Studio album by Cali
- Released: 2005
- Genre: Pop

= Menteur =

Menteur is the second album of the French singer Cali, released October 10, 2005. All songs are written and sung by Cali with the exception of track 12 (Bruno Caliciuri and Julien Lebart).

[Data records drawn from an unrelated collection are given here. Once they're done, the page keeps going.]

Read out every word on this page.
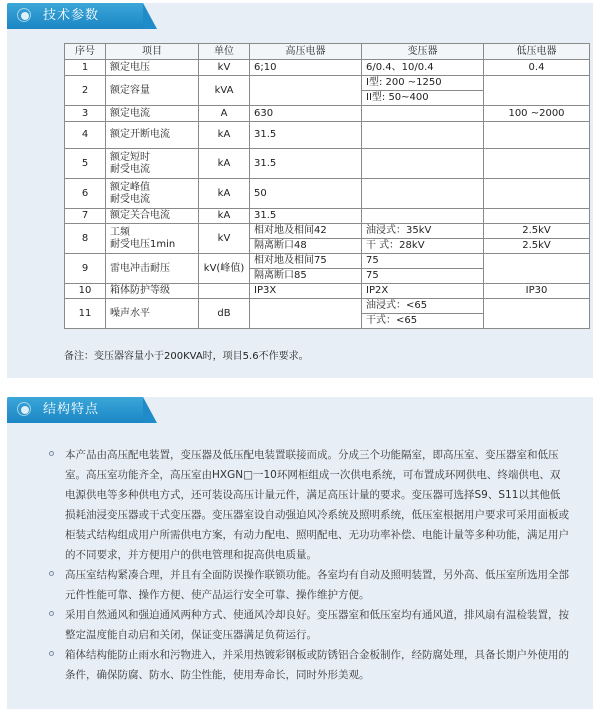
技术参数
序号	项目	单位	高压电器	变压器	低压电器
1	额定电压	kV	6;10	6/0.4、10/0.4	0.4
2	额定容量	kVA		I型: 200 ~1250	
				II型: 50~400	
3	额定电流	A	630		100 ~2000
4	额定开断电流	kA	31.5		
5	额定短时
耐受电流	kA	31.5		
6	额定峰值
耐受电流	kA	50		
7	额定关合电流	kA	31.5		
8	工频
耐受电压1min	kV	相对地及相间42	油浸式：35kV	2.5kV
			隔离断口48	干 式：28kV	2.5kV
9	雷电冲击耐压	kV(峰值)	相对地及相间75	75	
			隔离断口85	75	
10	箱体防护等级		IP3X	IP2X	IP30
11	噪声水平	dB		油浸式：<65	
				干式：<65	
备注：变压器容量小于200KVA时，项目5.6不作要求。
结构特点

本产品由高压配电装置，变压器及低压配电装置联接而成。分成三个功能隔室，即高压室、变压器室和低压室。高压室功能齐全，高压室由HXGN□一10环网柜组成一次供电系统，可布置成环网供电、终端供电、双电源供电等多种供电方式，还可装设高压计量元件，满足高压计量的要求。变压器可选择S9、S11以其他低损耗油浸变压器或干式变压器。变压器室设自动强迫风冷系统及照明系统，低压室根据用户要求可采用面板或柜装式结构组成用户所需供电方案，有动力配电、照明配电、无功功率补偿、电能计量等多种功能，满足用户的不同要求，并方便用户的供电管理和捉高供电质量。

高压室结构紧凑合理，并且有全面防误操作联锁功能。各室均有自动及照明装置，另外高、低压室所选用全部元件性能可靠、操作方便、使产品运行安全可靠、操作维护方便。

采用自然通风和强迫通风两种方式、使通风冷却良好。变压器室和低压室均有通风道，排风扇有温检装置，按整定温度能自动启和关闭，保证变压器满足负荷运行。

箱体结构能防止雨水和污物进入，并采用热镀彩钢板或防锈铝合金板制作，经防腐处理，具备长期户外使用的条件，确保防腐、防水、防尘性能，使用寿命长，同时外形美观。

The protest album deals with the topics of abuse, individual rights, and the emotions of all parties involved.

==Track listings==

| No. | Title | Length |
|---|---|---|
| 1. | "Qui se soucie de moi" | 3:30 |
| 2. | "Je m'en vais (après Miossec)" | 3:51 |
| 3. | "Pauvre garçon (with Daniel Darc)" | 5:08 |
| 4. | "Pour Jane" | 3:07 |
| 5. | "Je sais" | 4:39 |
| 6. | "Je ne vivrai pas sans toi" | 3:43 |
| 7. | "Roberta" | 6:42 |
| 8. | "Menteur" | 4:42 |
| 9. | "Tes yeux" | 4:50 |
| 10. | "La fin du monde pour dans dix minutes" | 4:13 |
| 11. | "Je te souhaite à mon pire ennemi" | 4:22 |
| 12. | "Le vrai père" | 5:26 |

==Sources==
This article uses information from the French language website Musilac.